As for my four days in this hospital, I was given liquids through my veins and the IV container was glass with no regulation what so ever. Sometimes they would have the flow be really fast which made me make a ton of trips to the bathroom. Other times they would have the IV a slow drip. I was having some problems with the IV staying put in my vein and the doctor, this time a man, came to look at it. He decided it needed to be changed so he pulled it out and began replacing it…without wearing any gloves. I was mortified! Did I say that he had grease under his fingernails and tobacco stains on his fingers? Yuk! And he was touching my veins! I survived!
Because I needed to have my pancreas explored I was transferred to another hospital in a different city in one of those tall European ambulances. This hospital had the machine I needed, an MRI. What a ride! I actually wondered if I would survive the bumpy ride! There was a two-man team for the ambulance, one to drive and one to keep my gurney from flying out of the back of the ambulance. It was a wild ride!
Once I survived the trip I was wheeled in my gurney to the basement of the hospital where all kinds of pipes were exposed and I wondered if I was going to the morgue. I was left with a file in my hand strapped into the gurney and outside in a hallway. I could hear people speaking German so I knew that somewhere there were others and I was not alone. I waited until every other person had been called and then someone came and pushed my gurney into a room where I saw the MRI. After the test was completed I was back in the hallway strapped in the gurney and my file in my hands. Soon the same two fellows came and pushed me back up the long hallway to the ramp where the ambulance was waiting to take me back to the first hospital. Guess what? They decided I had pancreatitis. I was given some pain medication…finally!

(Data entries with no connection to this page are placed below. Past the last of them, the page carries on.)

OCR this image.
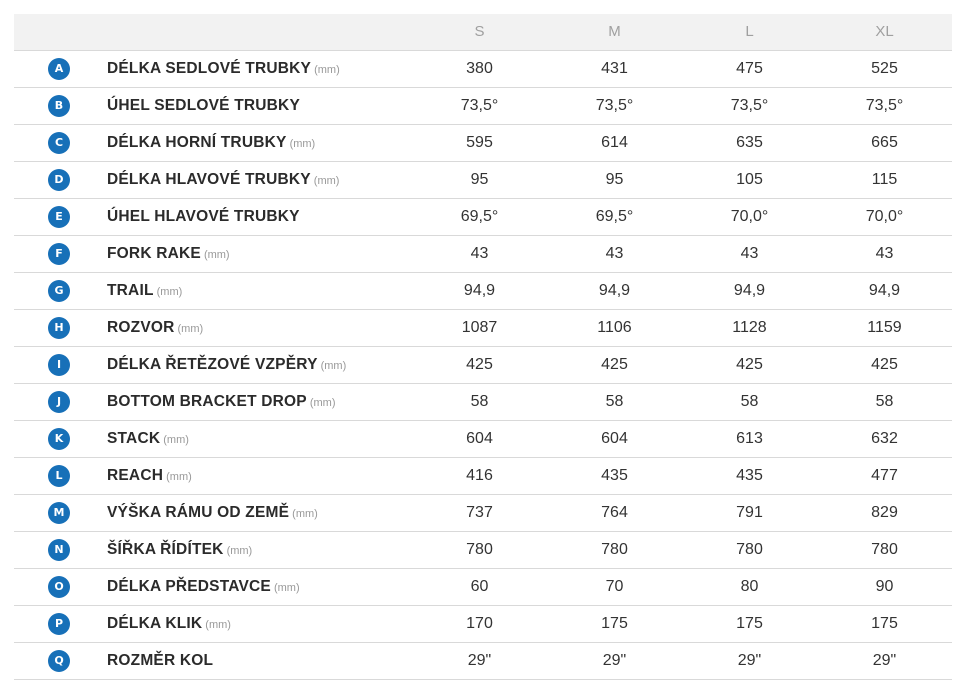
		S	M	L	XL
A	DÉLKA SEDLOVÉ TRUBKY (mm)	380	431	475	525
B	ÚHEL SEDLOVÉ TRUBKY	73,5°	73,5°	73,5°	73,5°
C	DÉLKA HORNÍ TRUBKY (mm)	595	614	635	665
D	DÉLKA HLAVOVÉ TRUBKY (mm)	95	95	105	115
E	ÚHEL HLAVOVÉ TRUBKY	69,5°	69,5°	70,0°	70,0°
F	FORK RAKE (mm)	43	43	43	43
G	TRAIL (mm)	94,9	94,9	94,9	94,9
H	ROZVOR (mm)	1087	1106	1128	1159
I	DÉLKA ŘETĚZOVÉ VZPĚRY (mm)	425	425	425	425
J	BOTTOM BRACKET DROP (mm)	58	58	58	58
K	STACK (mm)	604	604	613	632
L	REACH (mm)	416	435	435	477
M	VÝŠKA RÁMU OD ZEMĚ (mm)	737	764	791	829
N	ŠÍŘKA ŘÍDÍTEK (mm)	780	780	780	780
O	DÉLKA PŘEDSTAVCE (mm)	60	70	80	90
P	DÉLKA KLIK (mm)	170	175	175	175
Q	ROZMĚR KOL	29"	29"	29"	29"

Because I was having great pain and the care was not the best it was decided that I be transferred to a military hospital and so I spent the rest of my hospitalization in a military hospital. Even though it was an American hospital it was still not quite like being in a hospital back home. I had mostly male nurses, wearing combat uniforms and boots. My bed was in a private room with a private bathroom that had certainly been a step up from my prior military hospital experiences where I shared a bathroom with other patients and was on a ward with other patients. I guess because I was so ill they decided I needed to be in a private room. I was glad.
I look back at the month I spent in Germany in several different hospitals and I wonder how in the world I survived! It was a painful time and I was very ill, but with the good care I received I made it…and today I am healthy. I appreciate the health care system we have in America because we do not make a distinction because of age. If you have the need to see a specialist, no matter how old you are, you can see them. What a blessing.